Hemos visto cómo son cada vez más agresivas las campañas y estrategias del agronegocio para posicionar sus estrategias comerciales, su tecnología destructiva y sobre todo su visión económica que se encuentra totalmente alejada de la ecología, de la biodiversidad que hemos sabido pintar en el paisaje los campesinos, indígenas y afro de la mano con la naturaleza. Desde la organización campesina vemos la necesidad de que la lucha por la soberanía alimentaria se ejerza desde todos los espacios posibles; que llegue a debate en todos los territorios, pero no solamente en los territorios campesinos. 

Es fundamental que llegue a los territorios empoderados por los trabajadores en las ciudades. En los espacios donde haga falta consolidar formas de gobierno local en manos de trabajadores y trabajadoras es necesario tener en cuenta la soberanía alimentaria como medio para organizar acciones, formar conciencia frente a la producción y consumo responsable de alimentos y emprender acciones que fomenten cambios o estructuraciones de políticas publicas referentes al tema. Miramos con preocupación que países como México, Colombia, Perú, Chile, Honduras y El Salvador han sufrido en las últimas décadas un proceso de invasión de productos comerciales por debajo del costo de producción local, que han acabado con las pequeñas empresas, han generado desempleo y han provocado un proceso de descampenización.

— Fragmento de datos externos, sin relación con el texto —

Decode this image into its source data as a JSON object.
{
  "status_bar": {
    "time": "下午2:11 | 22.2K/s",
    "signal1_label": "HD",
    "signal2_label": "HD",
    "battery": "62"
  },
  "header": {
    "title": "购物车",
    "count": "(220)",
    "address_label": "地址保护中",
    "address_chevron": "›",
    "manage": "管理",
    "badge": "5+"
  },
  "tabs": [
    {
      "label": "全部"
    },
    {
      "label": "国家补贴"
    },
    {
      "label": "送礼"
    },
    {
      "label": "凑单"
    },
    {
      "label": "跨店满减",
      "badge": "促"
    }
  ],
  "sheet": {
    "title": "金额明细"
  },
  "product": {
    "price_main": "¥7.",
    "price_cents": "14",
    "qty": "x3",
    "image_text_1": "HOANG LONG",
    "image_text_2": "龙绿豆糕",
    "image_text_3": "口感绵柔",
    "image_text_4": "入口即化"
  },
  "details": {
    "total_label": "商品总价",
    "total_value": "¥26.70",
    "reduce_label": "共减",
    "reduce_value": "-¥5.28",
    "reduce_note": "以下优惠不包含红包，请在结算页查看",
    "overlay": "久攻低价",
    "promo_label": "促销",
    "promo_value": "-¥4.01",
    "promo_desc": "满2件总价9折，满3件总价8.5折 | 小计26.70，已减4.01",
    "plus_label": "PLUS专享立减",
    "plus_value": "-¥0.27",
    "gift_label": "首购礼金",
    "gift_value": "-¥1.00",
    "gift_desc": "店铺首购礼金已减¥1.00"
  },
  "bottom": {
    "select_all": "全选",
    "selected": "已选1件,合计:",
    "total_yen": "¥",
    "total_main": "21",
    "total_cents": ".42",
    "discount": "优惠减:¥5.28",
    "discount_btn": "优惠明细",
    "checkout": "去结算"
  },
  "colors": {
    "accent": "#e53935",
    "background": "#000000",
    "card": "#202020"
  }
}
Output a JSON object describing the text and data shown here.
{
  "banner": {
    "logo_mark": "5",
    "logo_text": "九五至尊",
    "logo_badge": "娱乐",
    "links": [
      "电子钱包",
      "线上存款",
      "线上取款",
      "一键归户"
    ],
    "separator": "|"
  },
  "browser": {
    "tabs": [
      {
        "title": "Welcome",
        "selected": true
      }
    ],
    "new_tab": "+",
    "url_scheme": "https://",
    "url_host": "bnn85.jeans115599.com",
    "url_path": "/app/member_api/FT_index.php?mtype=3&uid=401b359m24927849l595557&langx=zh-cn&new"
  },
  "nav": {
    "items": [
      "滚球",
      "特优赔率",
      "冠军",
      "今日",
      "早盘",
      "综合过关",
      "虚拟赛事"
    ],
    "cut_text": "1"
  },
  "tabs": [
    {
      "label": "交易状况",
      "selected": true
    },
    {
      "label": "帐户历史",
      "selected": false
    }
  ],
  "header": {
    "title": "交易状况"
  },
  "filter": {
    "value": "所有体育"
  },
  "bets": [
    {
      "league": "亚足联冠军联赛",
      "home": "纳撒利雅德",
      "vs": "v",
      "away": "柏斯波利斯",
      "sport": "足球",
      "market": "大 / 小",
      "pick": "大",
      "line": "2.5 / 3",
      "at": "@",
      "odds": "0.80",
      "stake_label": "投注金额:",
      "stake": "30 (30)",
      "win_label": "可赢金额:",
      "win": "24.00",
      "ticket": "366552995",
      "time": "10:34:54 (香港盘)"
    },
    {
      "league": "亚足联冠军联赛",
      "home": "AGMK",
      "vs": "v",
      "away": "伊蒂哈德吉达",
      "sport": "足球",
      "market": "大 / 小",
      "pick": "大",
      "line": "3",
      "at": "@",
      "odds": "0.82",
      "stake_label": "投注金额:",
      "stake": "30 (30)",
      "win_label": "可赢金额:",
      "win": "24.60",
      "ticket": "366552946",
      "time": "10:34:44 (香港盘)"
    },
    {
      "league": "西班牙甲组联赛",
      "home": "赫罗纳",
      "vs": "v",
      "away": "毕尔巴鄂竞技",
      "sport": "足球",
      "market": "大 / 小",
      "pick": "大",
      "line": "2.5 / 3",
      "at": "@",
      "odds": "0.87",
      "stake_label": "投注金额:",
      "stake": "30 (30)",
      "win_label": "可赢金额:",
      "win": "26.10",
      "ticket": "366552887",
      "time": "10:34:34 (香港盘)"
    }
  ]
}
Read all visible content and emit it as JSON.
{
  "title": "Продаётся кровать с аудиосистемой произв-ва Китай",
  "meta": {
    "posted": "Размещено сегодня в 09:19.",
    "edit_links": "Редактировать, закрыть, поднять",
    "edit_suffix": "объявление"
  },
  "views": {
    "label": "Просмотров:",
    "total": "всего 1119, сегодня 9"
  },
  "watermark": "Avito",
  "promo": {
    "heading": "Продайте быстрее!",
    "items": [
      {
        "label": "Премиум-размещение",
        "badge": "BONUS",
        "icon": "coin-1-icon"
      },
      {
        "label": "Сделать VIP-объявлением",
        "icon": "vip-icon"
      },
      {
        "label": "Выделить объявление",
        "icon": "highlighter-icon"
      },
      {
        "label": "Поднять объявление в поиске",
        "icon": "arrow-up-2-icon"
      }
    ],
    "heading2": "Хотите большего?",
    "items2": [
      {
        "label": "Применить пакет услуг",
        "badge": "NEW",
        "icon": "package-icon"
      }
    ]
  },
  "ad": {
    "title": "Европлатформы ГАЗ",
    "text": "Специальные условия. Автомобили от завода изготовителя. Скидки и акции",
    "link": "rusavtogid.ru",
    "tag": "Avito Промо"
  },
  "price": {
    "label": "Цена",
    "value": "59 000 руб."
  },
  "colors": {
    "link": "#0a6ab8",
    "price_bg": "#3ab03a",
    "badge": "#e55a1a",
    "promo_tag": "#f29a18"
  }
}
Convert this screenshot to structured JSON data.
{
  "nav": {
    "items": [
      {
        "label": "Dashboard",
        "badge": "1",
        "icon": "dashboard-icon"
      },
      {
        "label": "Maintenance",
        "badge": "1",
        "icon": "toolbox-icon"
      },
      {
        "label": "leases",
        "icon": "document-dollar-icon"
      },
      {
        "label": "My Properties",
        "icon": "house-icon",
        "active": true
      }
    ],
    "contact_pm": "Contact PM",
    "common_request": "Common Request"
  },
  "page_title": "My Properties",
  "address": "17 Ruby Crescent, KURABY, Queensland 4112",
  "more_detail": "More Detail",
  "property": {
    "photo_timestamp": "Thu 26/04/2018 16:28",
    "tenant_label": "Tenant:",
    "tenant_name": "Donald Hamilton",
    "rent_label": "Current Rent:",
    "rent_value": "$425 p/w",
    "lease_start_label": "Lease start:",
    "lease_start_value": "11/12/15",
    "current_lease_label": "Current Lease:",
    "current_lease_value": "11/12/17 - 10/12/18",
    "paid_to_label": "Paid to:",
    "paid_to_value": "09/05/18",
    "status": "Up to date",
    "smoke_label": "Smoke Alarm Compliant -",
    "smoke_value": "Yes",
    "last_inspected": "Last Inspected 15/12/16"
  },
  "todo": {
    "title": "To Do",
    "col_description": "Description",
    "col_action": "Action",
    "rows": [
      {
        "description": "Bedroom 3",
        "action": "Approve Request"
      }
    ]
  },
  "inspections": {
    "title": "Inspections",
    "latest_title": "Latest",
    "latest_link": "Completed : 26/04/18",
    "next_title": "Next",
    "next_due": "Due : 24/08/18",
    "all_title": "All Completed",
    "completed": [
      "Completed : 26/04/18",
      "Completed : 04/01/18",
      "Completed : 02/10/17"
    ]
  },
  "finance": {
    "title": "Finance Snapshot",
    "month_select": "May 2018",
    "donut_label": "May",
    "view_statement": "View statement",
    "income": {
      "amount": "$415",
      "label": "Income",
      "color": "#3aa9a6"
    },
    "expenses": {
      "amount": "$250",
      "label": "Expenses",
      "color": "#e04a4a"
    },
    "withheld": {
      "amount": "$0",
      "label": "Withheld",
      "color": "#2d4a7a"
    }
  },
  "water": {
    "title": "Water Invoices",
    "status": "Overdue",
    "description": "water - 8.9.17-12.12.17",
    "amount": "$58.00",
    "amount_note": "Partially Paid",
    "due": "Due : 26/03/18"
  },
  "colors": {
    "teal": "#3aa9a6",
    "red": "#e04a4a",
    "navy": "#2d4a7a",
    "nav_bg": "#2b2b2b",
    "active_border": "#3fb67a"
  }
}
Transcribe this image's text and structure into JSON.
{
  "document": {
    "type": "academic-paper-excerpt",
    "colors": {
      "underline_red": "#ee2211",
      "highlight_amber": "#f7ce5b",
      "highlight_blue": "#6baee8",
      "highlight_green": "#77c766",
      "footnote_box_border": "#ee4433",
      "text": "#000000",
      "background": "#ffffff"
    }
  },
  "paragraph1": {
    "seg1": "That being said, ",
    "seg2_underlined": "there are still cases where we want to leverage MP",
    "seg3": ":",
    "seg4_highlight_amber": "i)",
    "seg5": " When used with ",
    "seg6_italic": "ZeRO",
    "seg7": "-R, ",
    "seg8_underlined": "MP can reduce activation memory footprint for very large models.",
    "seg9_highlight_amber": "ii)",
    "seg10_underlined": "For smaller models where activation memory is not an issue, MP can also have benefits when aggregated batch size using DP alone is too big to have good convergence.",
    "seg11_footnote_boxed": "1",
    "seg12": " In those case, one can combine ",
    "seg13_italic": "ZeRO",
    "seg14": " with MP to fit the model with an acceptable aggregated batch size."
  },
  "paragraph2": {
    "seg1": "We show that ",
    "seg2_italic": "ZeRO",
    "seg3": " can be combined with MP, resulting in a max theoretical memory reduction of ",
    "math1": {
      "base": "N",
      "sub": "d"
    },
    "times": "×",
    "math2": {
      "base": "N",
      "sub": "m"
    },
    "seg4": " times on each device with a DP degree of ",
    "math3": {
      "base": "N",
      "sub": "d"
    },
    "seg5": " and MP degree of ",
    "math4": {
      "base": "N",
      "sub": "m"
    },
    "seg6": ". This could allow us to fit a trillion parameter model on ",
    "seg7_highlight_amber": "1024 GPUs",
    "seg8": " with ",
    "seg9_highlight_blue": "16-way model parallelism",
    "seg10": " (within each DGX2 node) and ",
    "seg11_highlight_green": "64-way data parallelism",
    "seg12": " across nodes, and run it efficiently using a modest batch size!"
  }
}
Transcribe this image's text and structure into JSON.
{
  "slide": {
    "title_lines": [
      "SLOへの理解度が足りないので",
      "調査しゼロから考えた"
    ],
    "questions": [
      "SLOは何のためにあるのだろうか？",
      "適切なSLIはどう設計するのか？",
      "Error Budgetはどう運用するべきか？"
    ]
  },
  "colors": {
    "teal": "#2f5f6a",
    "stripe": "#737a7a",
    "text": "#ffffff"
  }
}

También preocupa a las organizaciones campesinas el avance de la lógica agroindustrial y mercantilista del sistema agroalimentario de las corporaciones multinacionales, pues cada vez abarcan más medios productivos. A esta lógica de acaparamiento económico y despojo de las riquezas de los territorios campesinos, indígenas y afro, se le suma la grave situación de violencia y atropello de los derechos humanos, siendo el campo colombiano uno de los casos más agudos.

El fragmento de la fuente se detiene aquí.